Further investigations must be done to evaluate interferences in the IG count, such as the left-shift flag and granularity index.11–13 Nevertheless, the advantage given by the XN and DxH (software 2.0) to get a “seven-part” leukocyte differential provides great time savings for a laboratory when a small IG count is detected, allowing the validation of a small amount of IG, with a “cutoff” of 5% or less and with a leukocytosis of more than 2.5 × 109/L, without slide review if any other flag is present. Rosenthal et al14 determined the same optimum IG cutoff of 5% or less to use without MO verification, with a decrease of 30% of smear reviews in their laboratory, confirming our results.
During our study, we used the AL flag without any threshold of probability for the SAPH or the Q-flag for the XN. Combining the new WDF channel with the WPC channel of the XN, six cases of mature lymphocytic neoplasms out of seven were detected by the XN. Despite this good sensitivity, its poor specificity needs further investigation of the AL flags in the WPC channel. The XN demonstrates good capability to flag the presence of plasma cells, in contrast with the two other devices, which are present in the AL flag and do not require a reflex test in the WPC channel. The poor and slight agreements between the pairs of analyzers reflect the different technologies of each analyzer to detect ALs.

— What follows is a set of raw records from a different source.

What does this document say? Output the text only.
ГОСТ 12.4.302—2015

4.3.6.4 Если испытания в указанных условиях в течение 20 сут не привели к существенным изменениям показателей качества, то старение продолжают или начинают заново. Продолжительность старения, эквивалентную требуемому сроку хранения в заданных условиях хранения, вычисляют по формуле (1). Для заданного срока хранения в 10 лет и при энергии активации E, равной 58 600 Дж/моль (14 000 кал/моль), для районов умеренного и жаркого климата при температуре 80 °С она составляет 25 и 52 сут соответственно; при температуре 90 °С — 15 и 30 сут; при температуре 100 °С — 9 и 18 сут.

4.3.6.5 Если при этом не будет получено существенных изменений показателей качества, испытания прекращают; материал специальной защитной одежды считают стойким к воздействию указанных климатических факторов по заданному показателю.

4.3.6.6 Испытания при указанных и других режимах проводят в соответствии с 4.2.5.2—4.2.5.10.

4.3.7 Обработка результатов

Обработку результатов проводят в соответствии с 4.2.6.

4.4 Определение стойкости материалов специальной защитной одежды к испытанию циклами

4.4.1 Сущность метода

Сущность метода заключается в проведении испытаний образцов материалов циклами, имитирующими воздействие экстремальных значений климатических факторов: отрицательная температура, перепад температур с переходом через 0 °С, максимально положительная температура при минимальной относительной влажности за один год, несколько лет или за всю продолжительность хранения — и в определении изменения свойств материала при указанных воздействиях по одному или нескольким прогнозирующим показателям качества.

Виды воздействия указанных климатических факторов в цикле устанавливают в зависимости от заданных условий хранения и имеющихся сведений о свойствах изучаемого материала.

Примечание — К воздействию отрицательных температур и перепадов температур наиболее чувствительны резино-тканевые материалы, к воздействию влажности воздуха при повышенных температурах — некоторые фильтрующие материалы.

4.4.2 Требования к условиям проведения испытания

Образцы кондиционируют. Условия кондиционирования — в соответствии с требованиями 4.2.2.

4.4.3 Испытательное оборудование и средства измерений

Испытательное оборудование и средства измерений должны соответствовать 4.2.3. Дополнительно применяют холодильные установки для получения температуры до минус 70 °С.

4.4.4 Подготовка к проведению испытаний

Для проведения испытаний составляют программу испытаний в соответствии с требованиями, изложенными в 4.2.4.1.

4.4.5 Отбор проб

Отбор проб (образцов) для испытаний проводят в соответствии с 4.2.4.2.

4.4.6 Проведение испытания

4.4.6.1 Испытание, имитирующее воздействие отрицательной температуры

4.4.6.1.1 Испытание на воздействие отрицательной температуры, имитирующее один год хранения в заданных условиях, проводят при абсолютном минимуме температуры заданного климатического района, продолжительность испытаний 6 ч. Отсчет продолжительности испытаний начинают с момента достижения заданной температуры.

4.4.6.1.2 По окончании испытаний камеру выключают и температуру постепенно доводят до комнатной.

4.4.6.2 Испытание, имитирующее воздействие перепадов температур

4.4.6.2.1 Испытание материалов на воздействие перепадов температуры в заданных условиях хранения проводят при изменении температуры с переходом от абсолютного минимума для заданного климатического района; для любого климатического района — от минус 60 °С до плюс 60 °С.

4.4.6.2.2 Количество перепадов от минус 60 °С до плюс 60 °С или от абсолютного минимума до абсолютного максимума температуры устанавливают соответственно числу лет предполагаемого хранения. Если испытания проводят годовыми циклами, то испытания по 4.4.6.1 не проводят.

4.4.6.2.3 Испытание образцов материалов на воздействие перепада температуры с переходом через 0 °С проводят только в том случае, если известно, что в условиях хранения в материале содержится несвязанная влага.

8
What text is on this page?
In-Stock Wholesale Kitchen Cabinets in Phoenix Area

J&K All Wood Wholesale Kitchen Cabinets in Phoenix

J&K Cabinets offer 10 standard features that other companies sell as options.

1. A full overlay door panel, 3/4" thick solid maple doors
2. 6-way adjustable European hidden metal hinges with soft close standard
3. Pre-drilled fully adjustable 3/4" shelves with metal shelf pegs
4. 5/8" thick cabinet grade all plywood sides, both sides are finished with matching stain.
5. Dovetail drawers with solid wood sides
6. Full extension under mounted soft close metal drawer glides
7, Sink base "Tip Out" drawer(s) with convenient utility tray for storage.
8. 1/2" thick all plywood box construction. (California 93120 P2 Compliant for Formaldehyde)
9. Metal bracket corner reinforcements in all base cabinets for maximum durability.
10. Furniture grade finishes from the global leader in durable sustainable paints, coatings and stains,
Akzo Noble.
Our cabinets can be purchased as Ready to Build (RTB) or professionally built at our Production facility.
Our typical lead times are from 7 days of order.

In conclusion, the XN, thanks to its new combination of fluorescent dyes and specific lysing agents, provides significantly more efficient results than the DxH and the SAPH for NRBCs and IGs, with the possibility of using a WBC seven-part differential with a range from 1% to 5% for IGs when the leukocytosis is 2.5 × 109/L or higher and a range of NRBCs from 1% to 15%.
The new software (2.0) of the DxH gives good preliminary results for using EGCs in routine differential results with the same criteria for leukocytosis, but the efficiency of NRBC recognition seems to be not improved compared with the 1.1.3 version. Moreover, the AL flag in the XN seems to increase significantly the detection of mature lymphoid neoplasms with the restriction of bad specificity. Further tests are needed with a better “tuning” of the Q-flag for ALs.
Finally, the XN allows reducing, in a general and oncologic hospital, the level of slide reviews for blast, IGs, and NRBCs, with an increased sensitivity of detecting these abnormal circulating cells. For the first time, we have decreased the slide review for our laboratory from 20% with the SAPH to 9.3% with the XN.